How an Agent Learns to Make Decisions by Interacting with Its Environment in Reinforcement Learning
The Agent-Environment Interaction
- Agent: The entity that makes decisions.
- Environment: The context in which the agent operates.
- States: The current situation or configuration of the environment.
- Actions: The choices available to the agent.
- Rewards: Feedback from the environment evaluating the agent's actions.
- Policies: Strategies that map states to actions.
The state space is the set of all possible states, while the action space is the set of all possible actions.
Cumulative Reward
- Definition: The total reward an agent accumulates over time.
- Goal: Maximize this reward by making optimal decisions.

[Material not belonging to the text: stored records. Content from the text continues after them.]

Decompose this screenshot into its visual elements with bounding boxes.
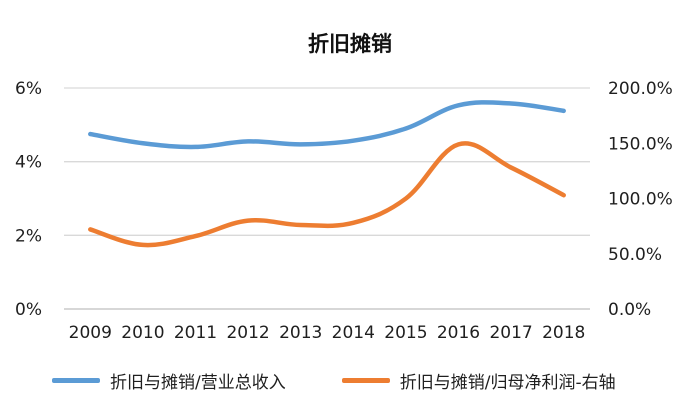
right-axis-tick-label: 50.0% — [608, 245, 662, 265]
legend-item-2: 折旧与摊销/归母净利润-右轴 — [341, 368, 616, 393]
right-axis-tick-label: 100.0% — [608, 190, 673, 210]
right-axis-tick-label: 150.0% — [608, 134, 673, 154]
x-axis-tick-label: 2010 — [121, 323, 164, 343]
chart-legend: 折旧与摊销/营业总收入 折旧与摊销/归母净利润-右轴 — [52, 367, 672, 393]
series-line-2 — [88, 141, 566, 248]
chart-title: 折旧摊销 — [308, 32, 392, 56]
left-axis-tick-label: 2% — [15, 226, 42, 246]
legend-swatch-1 — [52, 377, 100, 383]
x-axis-tick-label: 2018 — [542, 323, 585, 343]
x-axis-tick-label: 2016 — [437, 323, 480, 343]
left-axis-tick-label: 6% — [15, 79, 42, 99]
legend-swatch-2 — [341, 377, 390, 383]
series-line-1 — [88, 100, 566, 150]
legend-label-1: 折旧与摊销/营业总收入 — [110, 372, 286, 393]
left-axis-tick-label: 4% — [15, 153, 42, 173]
left-axis-tick-label: 0% — [15, 300, 42, 320]
legend-item-1: 折旧与摊销/营业总收入 — [52, 368, 286, 393]
x-axis-tick-label: 2012 — [226, 323, 269, 343]
x-axis-tick-label: 2009 — [69, 323, 112, 343]
x-axis-tick-label: 2015 — [384, 323, 427, 343]
x-axis-tick-label: 2011 — [174, 323, 217, 343]
x-axis-tick-label: 2017 — [489, 323, 532, 343]
right-axis-tick-label: 200.0% — [608, 79, 673, 99]
x-axis-tick-label: 2013 — [279, 323, 322, 343]
x-axis-tick-label: 2014 — [332, 323, 375, 343]
legend-label-2: 折旧与摊销/归母净利润-右轴 — [399, 372, 616, 393]
right-axis-tick-label: 0.0% — [608, 300, 651, 320]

- Discount Factor: A value (usually between 0 and 1) that prioritizes immediate rewards over distant ones.
In a game, collecting coins might provide immediate rewards, while completing a level offers a larger, long-term reward.
Exploration vs. Exploitation
- Exploration: Trying new actions to discover their potential rewards.

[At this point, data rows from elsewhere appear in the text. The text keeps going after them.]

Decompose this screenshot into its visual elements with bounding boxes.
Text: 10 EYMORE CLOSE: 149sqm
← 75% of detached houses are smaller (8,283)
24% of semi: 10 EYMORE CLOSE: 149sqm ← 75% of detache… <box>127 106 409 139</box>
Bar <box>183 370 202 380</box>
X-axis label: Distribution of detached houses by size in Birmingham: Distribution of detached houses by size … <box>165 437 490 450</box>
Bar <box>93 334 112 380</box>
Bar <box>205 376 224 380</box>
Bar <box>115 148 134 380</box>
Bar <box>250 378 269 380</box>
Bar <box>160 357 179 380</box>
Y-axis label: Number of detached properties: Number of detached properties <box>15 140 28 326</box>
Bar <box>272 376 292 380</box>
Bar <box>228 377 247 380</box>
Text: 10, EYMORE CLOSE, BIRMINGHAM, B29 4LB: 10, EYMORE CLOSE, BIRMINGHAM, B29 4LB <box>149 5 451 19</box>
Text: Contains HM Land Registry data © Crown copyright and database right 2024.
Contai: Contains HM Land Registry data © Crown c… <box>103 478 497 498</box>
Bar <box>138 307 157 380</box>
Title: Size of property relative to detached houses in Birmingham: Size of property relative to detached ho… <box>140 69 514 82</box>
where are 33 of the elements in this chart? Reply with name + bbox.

- Exploitation: Choosing actions that are known to yield high rewards.
Think of exploration as trying new dishes at a restaurant, while exploitation is ordering your favorite meal because you know it's good.
Balancing Exploration and Exploitation
- Epsilon-Greedy Strategy: The agent exploits the best-known action most of the time but explores random actions with a small probability (epsilon).
- Upper Confidence Bound (UCB): Chooses actions that maximize an upper confidence limit of the expected reward.
- Thompson Sampling: Maintains a probability distribution of how good each action might be and samples from it to make decisions.
Finding the right balance between exploration and exploitation is crucial for maximizing long-term rewards.
A Game-Playing Agent Example
- Environment: A platform game with terrains, obstacles, and rewards.
- Agent: A character controlled by AI.
- States: Character's position, nearby obstacles, and collectibles.
- Actions: Move left, move right, jump, etc.
- Rewards: Positive for collecting items, negative for losing health.
As the agent plays, it learns which actions lead to higher scores, gradually improving its strategy.
Learning and Policy Update
- Feedback Loop: The agent updates its strategy based on the rewards received.
- Techniques: Methods like Q-learning or Deep Q-Networks (DQN) are used to estimate the expected future rewards for each action.
An agent might need hundreds of thousands of iterations to master a complex game level.